Cardiovascular disease is the leading cause of death globally.2 Until now, cardiology data that could advance research and healthcare has remained unused in hospitals across Europe. This is due to data privacy requirements and variations in data formats and languages. To tackle these challenges, DT4H will extract, translate, and reuse data in a federated manner, i.e. without the information being shared with anyone or transferred out of the hospital.
DT4H will use data that hospitals already hold in electronic health records. This will include structured information, such as diagnoses, medications, diagnostic measurements and procedures, and unstructured information including referral letters, discharge letters, clinical notes, radiology reports and surgical reports.

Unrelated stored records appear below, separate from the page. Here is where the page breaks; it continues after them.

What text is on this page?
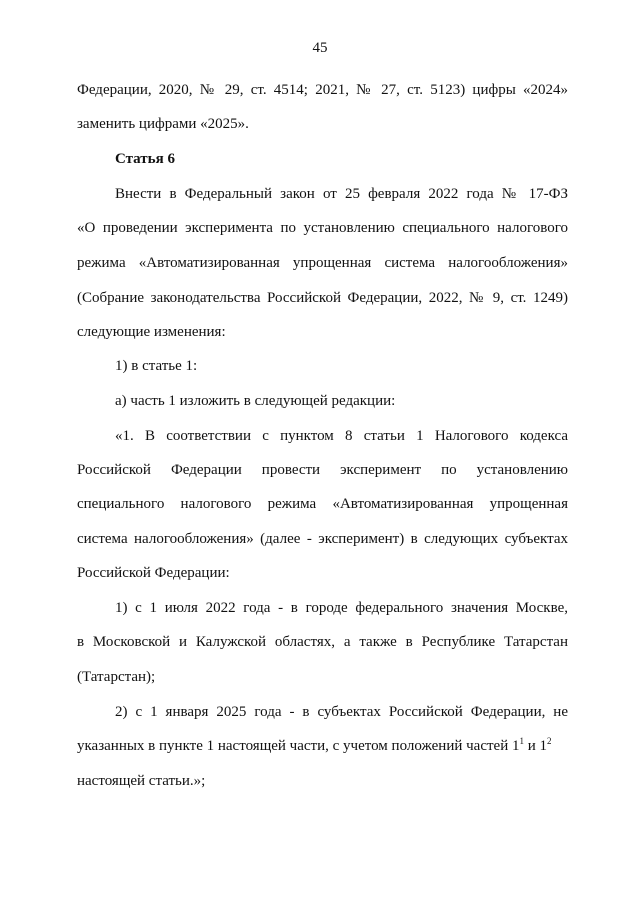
45
Федерации, 2020, № 29, ст. 4514; 2021, № 27, ст. 5123) цифры «2024»
заменить цифрами «2025».
Статья 6
Внести в Федеральный закон от 25 февраля 2022 года № 17-ФЗ
«О проведении эксперимента по установлению специального налогового
режима «Автоматизированная упрощенная система налогообложения»
(Собрание законодательства Российской Федерации, 2022, № 9, ст. 1249)
следующие изменения:
1) в статье 1:
а) часть 1 изложить в следующей редакции:
«1. В соответствии с пунктом 8 статьи 1 Налогового кодекса
Российской Федерации провести эксперимент по установлению
специального налогового режима «Автоматизированная упрощенная
система налогообложения» (далее - эксперимент) в следующих субъектах
Российской Федерации:
1) с 1 июля 2022 года - в городе федерального значения Москве,
в Московской и Калужской областях, а также в Республике Татарстан
(Татарстан);
2) с 1 января 2025 года - в субъектах Российской Федерации, не
указанных в пункте 1 настоящей части, с учетом положений частей $1^1$ и $1^2$
настоящей статьи.»;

Dr. Gkontra explained: “To enable information from diverse countries and cardiology units to be combined, it will be harmonised and converted into a common format. Patient privacy will be protected through federated learning. This means that instead of gathering data from hospitals in one place to train an AI model to answer a specific research question, the model itself will be sent to each hospital for onsite training using local data. The resulting individual models will then be aggregated at a central location. The updated model will be returned to each site to continue training and the process will be repeated until the model is fully trained.”
Eight hospitals covering seven languages (Spanish, Dutch, Swedish, English, Czech, Italian and Romanian) will test out the system over the next two years using clinical questions from their outpatient and emergency departments. Multilingual, AI-powered virtual assistants will help clinician researchers to navigate through the platform and data.
Dr. Gkontra said: “The types of questions that may be investigated include how to risk stratify emergency admissions for heart failure to inform appropriate care, and how to triage patients with cardiac complaints. What makes the DT4H platform unique is that it will use both structured and unstructured data from different countries covering a wide range of individuals whereas existing models are limited to a single country, are trained with small amounts of data, and/or are mainly based on structured data.”
Researchers from across the globe will have access to an initial version of the platform through a web portal in October 2024. The model will be continually updated and improved with user feedback until the end of the project and final release of the platform in October 2026.
Dr. Gkontra said: “We hope this innovative project will improve heart health by unlocking vast amounts of currently unused data to address critical clinical questions.”